Thanks for the replies. I'll relate my experience on following up with each suggestion. Though my responses are critical, please don't take it to mean they are not good suggestions - I simply intend to relate why they are, or are not convenient for me.
First, I had hoped to avoid Xanthia or any other theme system. A simple
PHP file and a
CSS file suffices quite well, and is easier to manage for me when I am only working with one site and one theme. Even if I want to tweak the theme, it is easy enough to write div tags on the theme page, which can put anything anywhere. It doesn't take much
PHP skill to understand that any
HTML one wants on a page can be included between the single-quotes of a
PHP command that says:
echo ' (HTML here)
';
I've yet to fully understand the reason Xanthia's theme engine is incorporated in
PostNuke -- not because I think it is useless, but because I have never found the uses. In earlier installations, I ran into problems related to operating Xanthia that dissabled the sites. Rather than attempting to debug a theme engine that served me no clear purpose, it was easier to use a simple "classic" theme that I could edit with basic
HTML and
PHP skills. With some add-ones, especially with early versions of Nate Welch's tabbed content blocks, classic themes were less buggy.

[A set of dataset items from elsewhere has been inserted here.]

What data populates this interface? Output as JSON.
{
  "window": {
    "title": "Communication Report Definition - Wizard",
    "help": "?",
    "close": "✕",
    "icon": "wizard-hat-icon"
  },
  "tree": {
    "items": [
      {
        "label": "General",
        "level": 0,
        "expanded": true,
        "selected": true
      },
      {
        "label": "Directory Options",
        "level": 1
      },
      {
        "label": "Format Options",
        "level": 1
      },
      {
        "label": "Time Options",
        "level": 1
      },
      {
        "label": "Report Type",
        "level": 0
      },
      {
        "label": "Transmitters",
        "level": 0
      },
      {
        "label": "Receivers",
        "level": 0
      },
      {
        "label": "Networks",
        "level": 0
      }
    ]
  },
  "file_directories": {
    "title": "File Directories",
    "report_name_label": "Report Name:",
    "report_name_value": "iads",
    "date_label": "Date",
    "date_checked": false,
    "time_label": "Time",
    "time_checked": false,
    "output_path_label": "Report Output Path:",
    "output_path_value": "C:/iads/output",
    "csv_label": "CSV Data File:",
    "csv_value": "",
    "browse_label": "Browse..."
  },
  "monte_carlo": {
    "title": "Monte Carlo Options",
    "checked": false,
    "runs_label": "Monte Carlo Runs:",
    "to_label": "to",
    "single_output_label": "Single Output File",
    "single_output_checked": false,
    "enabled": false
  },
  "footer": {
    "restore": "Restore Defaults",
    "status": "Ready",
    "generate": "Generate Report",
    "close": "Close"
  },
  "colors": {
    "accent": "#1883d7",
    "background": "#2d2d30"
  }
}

That doesn't mean I'm done with Xanthia. As it currently stands, I'll probably upload and tweak xExtralight to my specs so I can use Xanthia's short
URL schema.
AutoTheme might be useful, but it's primary reason d etre seems to be allowing people with no
PHP skills to create themes. For my part, I don't know who would be creating multiple themes or
CMS-driven Web sites without trying to learn
PHP, but if the author can get $99.95 per license, there must be a market. For my purposes, the money would be better spent on three texts that would teach me
PHP, and if I were creating multiple sites with multiple themes, I would want to understand at least the fundamentals of the languages driving the sites I'm creating. But that's just me. I don't use Dreamweaver, either, and many Web designers with far more market for their skills than I have prefer to use editing engines than to understand the basics of the languages behind the products they sell. I don't understand complex
PHP architecture, or any hex language, so I'm not exactly articulate in all the language either.
dp-ShortUrls might be my preferred solution, but even after being pointed to a working download site, I still can't access it. First, I had to register to get the download. That's no big problem, and I did. But then I found the download was in a .RAR format. I searched for a software to read .RAR and found two so far. One was a payware, and I didn't feel inclined to pay for a software to open another software to learn if it would serve my purposes. That's just too much cost and speculation to investigate potential functionality that would remove a few letters from a
URL for a site that doesn't make me any money. My primary purpose in the site is mostly to collect resources I use at various remote locations, such as RSS news feeds, and secondarily, to remain familiar with
PostNuke. The freeware I downloaded to read the RAR file -- WinAce -- just didn't operate when I tried to run it.
If dp-ShortUrls was packaged as a .zip or .tar file I would no doubt try it. For my purposes, though, whatever advantage .rar might offer (multimedia compression, repairs damaged archives?) it doesn't overcome the inconvenience of trying to find, or having to purchase, something that can read them.
At this point, it looks like I'll spend a couple hours or more switching over to Xanthia, morphing one of the themes to do what I need, and merging the style sheets I've built to suit the Xanthia theme.
Thanks to all for the input. I'll post back if I get a short
URL scheme working under any system. I'm sure if I put in the time, I'll get at least one schema working.